Ethanol mandate in hot water on Capitol Hill

Source: Amanda Peterka, E&E reporter • Posted: Thursday, June 6, 2013

A highly politicized and complex fight over the federal renewable fuel standard and U.S. EPA’s authority in carrying out its requirements is underway in Congress.

The extent to which federal officials should be mandating biofuel production to reduce foreign oil dependence is at the heart of the debate. The renewable fuel standard, first passed into law in 2005 and revised in 2007, calls for 36 billion gallons of conventional ethanol and advanced biofuel production by 2022.

A congressional hearing yesterday on EPA’s role in enforcing the targets brought a packed room of lobbyists and touched off a firestorm of back-and-forth messaging between interest groups with a stake in whether the standard exists. An EPA official found himself under the microscope over the agency’s decisions on waiving the standard’s requirements.

The big battles over the standard are yet to come. The hearing of the House Oversight and Government Reform Subcommittee on Energy Policy, Health Care and Entitlements served largely as a warmup for a series of hearings to be held later this summer by the House Energy and Commerce Committee, the congressional panel that has jurisdiction over renewable fuels.

Through the standard, EPA each year sets levels of corn ethanol and advanced biofuel that must be blended into the nation’s motor fuel supply. This year, refiners must blend 13.8 billion gallons of corn ethanol; the agency has proposed a target of 2.75 billion gallons of advanced biofuel, though the proposal is not yet finalized.

Support for the standard among lawmakers is nuanced and largely dependent on the size of the ethanol industry in their home states. As a general rule, Midwestern lawmakers tend to largely support it, while lawmakers from heavy oil refining and livestock states are calling for its repeal or reform.

The hearing yesterday centered mostly on EPA’s authority to waive the yearly requirements for renewable fuel and whether ethanol is causing “severe harm” to the nation.

As the drought gripped the nation’s major corn-producing regions last summer, several livestock-state governors called on EPA to waive the corn ethanol requirement. EPA, after a months-long review, declined the petition, saying it had not found evidence of economic harm caused by the renewable fuel standard. The agency kept in place the requirement that refiners blend 13.2 billion gallons of corn ethanol into the nation’s motor fuel supply or purchase credits to make up the difference.

Christopher Grundler, director of EPA’s Office of Transportation and Air Quality, faced a barrage of questions from Rep. Jim Jordan (R-Ohio) yesterday over the agency’s decision. Jordan said he was concerned that EPA did not have a standard definition of the word “severe” and made its decision subjectively.

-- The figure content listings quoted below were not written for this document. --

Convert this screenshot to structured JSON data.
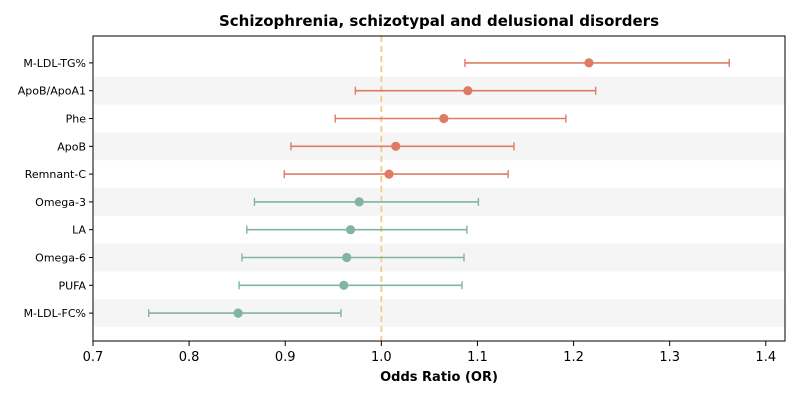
{
  "chart_data": {
    "type": "forest",
    "title": "Schizophrenia, schizotypal and delusional disorders",
    "xlabel": "Odds Ratio (OR)",
    "ylabel": "",
    "xlim": [
      0.7,
      1.42
    ],
    "x_ticks": [
      0.7,
      0.8,
      0.9,
      1.0,
      1.1,
      1.2,
      1.3,
      1.4
    ],
    "x_tick_labels": [
      "0.7",
      "0.8",
      "0.9",
      "1.0",
      "1.1",
      "1.2",
      "1.3",
      "1.4"
    ],
    "reference_line": 1.0,
    "grid": false,
    "alternating_row_shading": true,
    "colors": {
      "risk": "#e07b63",
      "protective": "#82b59f",
      "reference_line": "#f5c987",
      "row_shade": "#f5f5f5"
    },
    "rows": [
      {
        "label": "M-LDL-TG%",
        "or": 1.216,
        "lower": 1.087,
        "upper": 1.362,
        "group": "risk"
      },
      {
        "label": "ApoB/ApoA1",
        "or": 1.09,
        "lower": 0.973,
        "upper": 1.223,
        "group": "risk"
      },
      {
        "label": "Phe",
        "or": 1.065,
        "lower": 0.952,
        "upper": 1.192,
        "group": "risk"
      },
      {
        "label": "ApoB",
        "or": 1.015,
        "lower": 0.906,
        "upper": 1.138,
        "group": "risk"
      },
      {
        "label": "Remnant-C",
        "or": 1.008,
        "lower": 0.899,
        "upper": 1.132,
        "group": "risk"
      },
      {
        "label": "Omega-3",
        "or": 0.977,
        "lower": 0.868,
        "upper": 1.101,
        "group": "protective"
      },
      {
        "label": "LA",
        "or": 0.968,
        "lower": 0.86,
        "upper": 1.089,
        "group": "protective"
      },
      {
        "label": "Omega-6",
        "or": 0.964,
        "lower": 0.855,
        "upper": 1.086,
        "group": "protective"
      },
      {
        "label": "PUFA",
        "or": 0.961,
        "lower": 0.852,
        "upper": 1.084,
        "group": "protective"
      },
      {
        "label": "M-LDL-FC%",
        "or": 0.851,
        "lower": 0.758,
        "upper": 0.958,
        "group": "protective"
      }
    ]
  }
}
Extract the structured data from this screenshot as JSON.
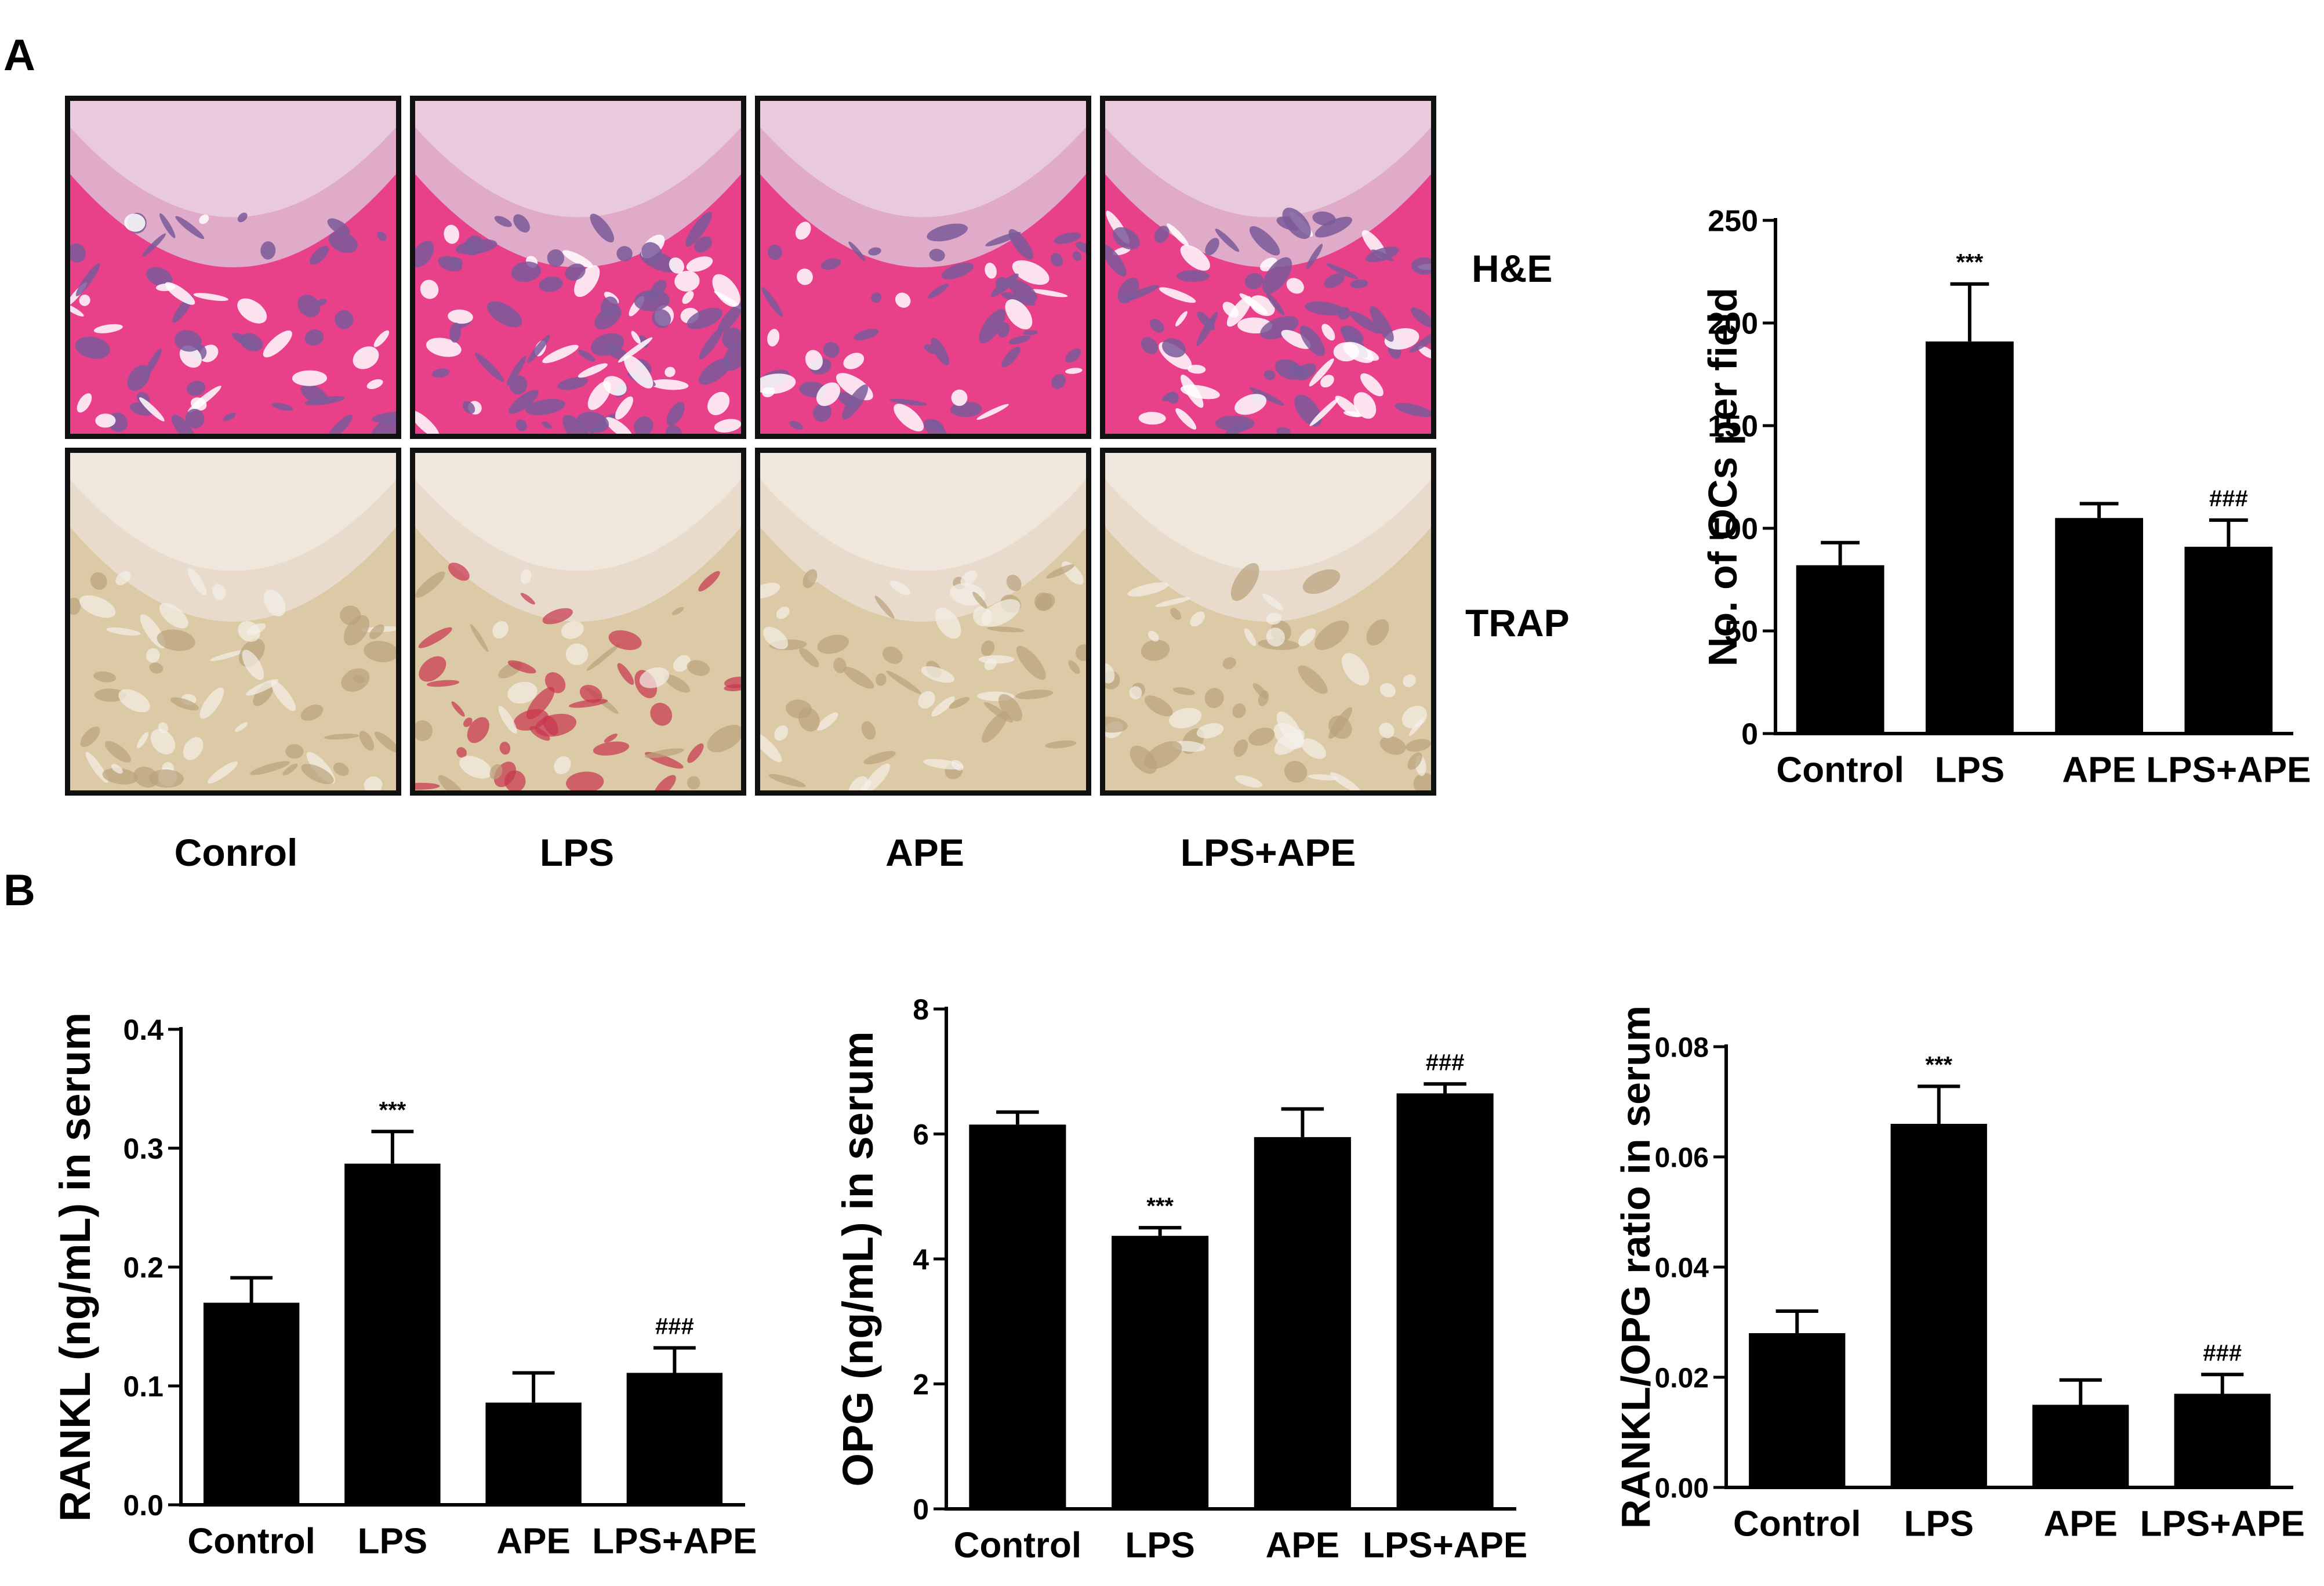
{
  "panel_labels": {
    "a": "A",
    "b": "B"
  },
  "histology": {
    "row_labels": [
      "H&E",
      "TRAP"
    ],
    "column_labels": [
      "Conrol",
      "LPS",
      "APE",
      "LPS+APE"
    ]
  },
  "colors": {
    "bar": "#000000",
    "he_pink": "#e8418a",
    "he_purple": "#7a5a9a",
    "trap_bg": "#dccaa6",
    "trap_red": "#c8344f"
  },
  "chart_data": [
    {
      "id": "ocs",
      "type": "bar",
      "categories": [
        "Control",
        "LPS",
        "APE",
        "LPS+APE"
      ],
      "values": [
        82,
        191,
        105,
        91
      ],
      "errors": [
        11,
        28,
        7,
        13
      ],
      "annotations": [
        "",
        "***",
        "",
        "###"
      ],
      "ylabel": "No. of OCs per field",
      "ylim": [
        0,
        250
      ],
      "yticks": [
        0,
        50,
        100,
        150,
        200,
        250
      ],
      "ytick_labels": [
        "0",
        "50",
        "100",
        "150",
        "200",
        "250"
      ]
    },
    {
      "id": "rankl",
      "type": "bar",
      "categories": [
        "Control",
        "LPS",
        "APE",
        "LPS+APE"
      ],
      "values": [
        0.17,
        0.287,
        0.086,
        0.111
      ],
      "errors": [
        0.021,
        0.027,
        0.025,
        0.021
      ],
      "annotations": [
        "",
        "***",
        "",
        "###"
      ],
      "ylabel": "RANKL (ng/mL) in serum",
      "ylim": [
        0,
        0.4
      ],
      "yticks": [
        0,
        0.1,
        0.2,
        0.3,
        0.4
      ],
      "ytick_labels": [
        "0.0",
        "0.1",
        "0.2",
        "0.3",
        "0.4"
      ]
    },
    {
      "id": "opg",
      "type": "bar",
      "categories": [
        "Control",
        "LPS",
        "APE",
        "LPS+APE"
      ],
      "values": [
        6.15,
        4.37,
        5.95,
        6.65
      ],
      "errors": [
        0.2,
        0.13,
        0.45,
        0.15
      ],
      "annotations": [
        "",
        "***",
        "",
        "###"
      ],
      "ylabel": "OPG (ng/mL) in serum",
      "ylim": [
        0,
        8
      ],
      "yticks": [
        0,
        2,
        4,
        6,
        8
      ],
      "ytick_labels": [
        "0",
        "2",
        "4",
        "6",
        "8"
      ]
    },
    {
      "id": "ratio",
      "type": "bar",
      "categories": [
        "Control",
        "LPS",
        "APE",
        "LPS+APE"
      ],
      "values": [
        0.028,
        0.066,
        0.015,
        0.017
      ],
      "errors": [
        0.004,
        0.0068,
        0.0045,
        0.0035
      ],
      "annotations": [
        "",
        "***",
        "",
        "###"
      ],
      "ylabel": "RANKL/OPG ratio in serum",
      "ylim": [
        0,
        0.08
      ],
      "yticks": [
        0,
        0.02,
        0.04,
        0.06,
        0.08
      ],
      "ytick_labels": [
        "0.00",
        "0.02",
        "0.04",
        "0.06",
        "0.08"
      ]
    }
  ]
}
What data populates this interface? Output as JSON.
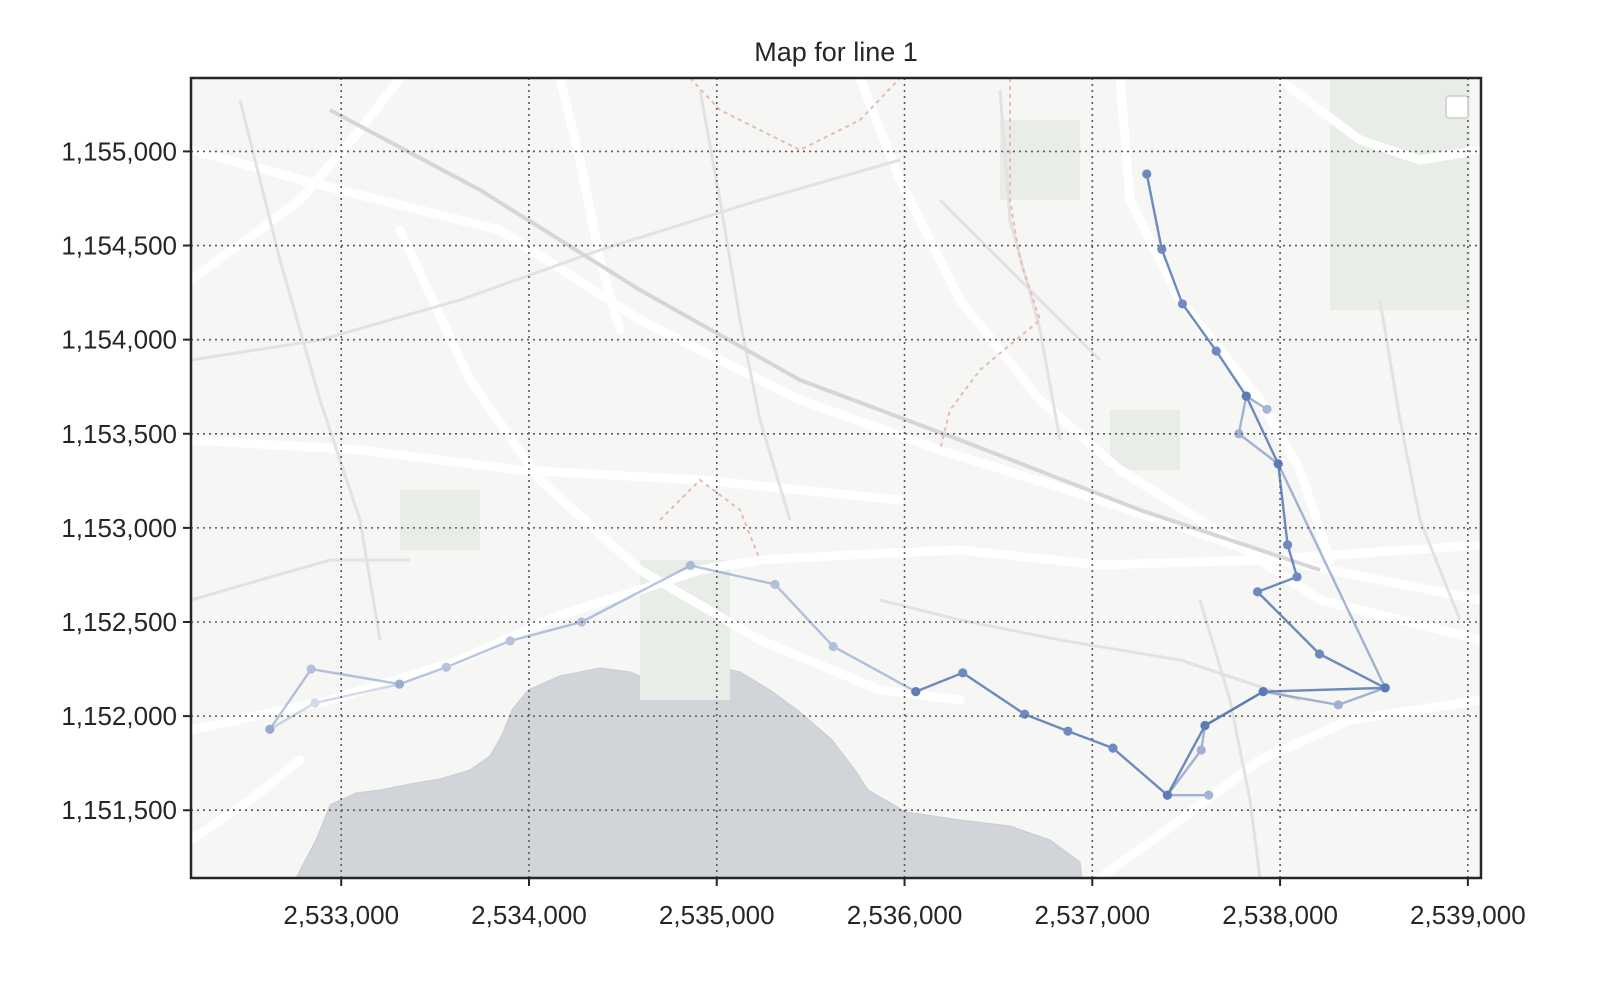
{
  "chart_data": {
    "type": "line",
    "title": "Map for line 1",
    "xlabel": "",
    "ylabel": "",
    "xlim": [
      2532200,
      2539070
    ],
    "ylim": [
      1151140,
      1155390
    ],
    "x_ticks": [
      2533000,
      2534000,
      2535000,
      2536000,
      2537000,
      2538000,
      2539000
    ],
    "x_tick_labels": [
      "2,533,000",
      "2,534,000",
      "2,535,000",
      "2,536,000",
      "2,537,000",
      "2,538,000",
      "2,539,000"
    ],
    "y_ticks": [
      1151500,
      1152000,
      1152500,
      1153000,
      1153500,
      1154000,
      1154500,
      1155000
    ],
    "y_tick_labels": [
      "1,151,500",
      "1,152,000",
      "1,152,500",
      "1,153,000",
      "1,153,500",
      "1,154,000",
      "1,154,500",
      "1,155,000"
    ],
    "grid": true,
    "legend": "top-right",
    "basemap": "street map",
    "colors": {
      "line": "#4c6fb0",
      "lake": "#d1d5da",
      "basemap": "#f5f5f4",
      "grid": "#5a5a5a"
    },
    "series": [
      {
        "alpha": 0.8,
        "x": [
          2537290,
          2537370,
          2537480,
          2537660,
          2537820,
          2537990,
          2538040,
          2538090,
          2537880,
          2538210,
          2538560,
          2537910,
          2537600,
          2537400,
          2537110,
          2536870,
          2536640,
          2536310,
          2536060
        ],
        "y": [
          1154880,
          1154480,
          1154190,
          1153940,
          1153700,
          1153340,
          1152910,
          1152740,
          1152660,
          1152330,
          1152150,
          1152130,
          1151950,
          1151580,
          1151830,
          1151920,
          1152010,
          1152230,
          1152130
        ]
      },
      {
        "alpha": 0.5,
        "x": [
          2537930,
          2537820,
          2537780,
          2537990,
          2538560,
          2538310,
          2537910,
          2537600,
          2537580,
          2537400,
          2537620
        ],
        "y": [
          1153630,
          1153700,
          1153500,
          1153340,
          1152150,
          1152060,
          1152130,
          1151950,
          1151820,
          1151580,
          1151580
        ]
      },
      {
        "alpha": 0.4,
        "x": [
          2536060,
          2535620,
          2535310,
          2534860,
          2534280,
          2533900,
          2533560,
          2533310,
          2532840,
          2532620
        ],
        "y": [
          1152130,
          1152370,
          1152700,
          1152800,
          1152500,
          1152400,
          1152260,
          1152170,
          1152250,
          1151930
        ]
      },
      {
        "alpha": 0.25,
        "x": [
          2533310,
          2532860,
          2532620
        ],
        "y": [
          1152170,
          1152070,
          1151930
        ]
      }
    ]
  }
}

“If you have no objective standard, how can you make a decision?” Jordan said.

Grundler said that there was no “hard and fast definition” to waiving the standard’s requirements and that the decision amounted to a judgment call by the agency. He defended the agency’s work by arguing that EPA has used its authority to lower the requirements for cellulosic biofuel, or fuel made from plant-based materials like switch grass, agricultural residue and municipal solid waste.

“We’re hearing this loud and clear,” Grundler said.

EPA, he said, has been meeting with stakeholders and is taking into consideration their comments for the final 2013 standard. EPA this summer will both finalize its 2013 biofuel targets and propose new ones for 2014, Grundler said.

“The way we’ll approach this decision — I hope we’ll use common sense. What does the law say, what does the science say, and what is the best thing to do?” Grundler said.

Grundler found himself in the spotlight for about 40 minutes. The subcommittee spent a much longer time questioning a separate panel of witnesses that consisted of well-known foes of the renewable fuel standard, including the leaders of the American Petroleum Institute, the National Turkey Federation and the Energy Policy Research Foundation Inc.

The witnesses called on EPA to use its authority to waive the standard’s requirements. Failing that, they called on Congress to either repeal or drastically overhaul the standard.

“While I am sure the decisionmakers at the time had good intentions to develop a policy that did not pick winners or losers or adversely hurt other industries intentionally, the fact is it has done all these things,” said Joel Brandenberger, president of the National Turkey Federation, whose members claim the RFS is driving up the price of livestock feed.

Jeremy Martin, a scientist with the Union of Concerned Scientists, was the only panel member to urge lawmakers to keep the standard in place, citing its built-in flexibility. The RFS, Martin said, is driving investment in the next generation of biofuels that does not use corn as an input. The “smart approach,” Martin said, is for EPA to limit food-based biofuels only.

Biofuels industry representatives, who were not represented on the panel, slammed the hearing as one-sided.

“Today’s hearing is nothing more than a forum for those with a vested interest in not wanting to see our nation adopt an alternative to a fossil-based fuel,” ethanol trade group Growth Energy said in a statement. “Instead of finding solutions to gas prices, all it accomplishes is giving a microphone for special interests to deny consumers a cost-saving choice at the pump.”